Passion is the last thing on my mind, I assure you. But not this hero! Max, even after having been beaten to a pitiful pulp, says, “Honey, I’m not worried that you jumping on my broken ribs might puncture a lung. I needs me some Crumpets, now!” Catherine proceeds to give him the, uh, ride of his life, during which he sits up several times. Not an Abs of Steel crunch workout, precisely, but you get the idea. And he is unaware of the pain because he’s been anaesthetized by love!
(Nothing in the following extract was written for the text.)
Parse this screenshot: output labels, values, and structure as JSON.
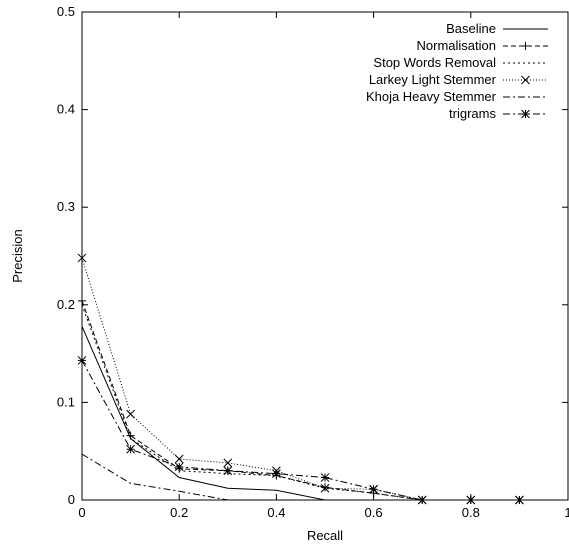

Come on. He wouldn’t be howling in ecstasy, he’d be howling in agony. I know romance heroes are stoic and strong, but I also know that most sick or injured men are total babies. You can’t convince me he wouldn’t be emitting the death rattle of the wildebeest and demanding that Lady Catherine go fetch him tea and painkillers. And keep the servants and his grandmother out. And tell his employer he’s not coming in. And fluff his pillow just so. And rearrange his blanket. And wipe his brow. And…

Romance Language

A word on our romance euphemisms: to keep this site as friendly as possible, (meaning your six-year-old walks up while you’re here and announces she can read that word!) we try to keep the terms for intimacy rather tame. A few examples:

Tea and Crumpets- This actually comes from one of Robyn’s husband’s geeky role-playing games. They had to find a kind way to say what pirates had with the lovely ladies of the towns they pillaged.

One With the Cosmos- the heroine’s Clairol Totally Organic Experience.

Sword of Love- you know what we’re talking about.

Oh My Protuberances- from Catherine Anderson’s Cherish. The heroine’s exclamation upon discovering two small parts of her body that stand at attention when stimulated or cold.

There will probably be others later on. Just use your imagination!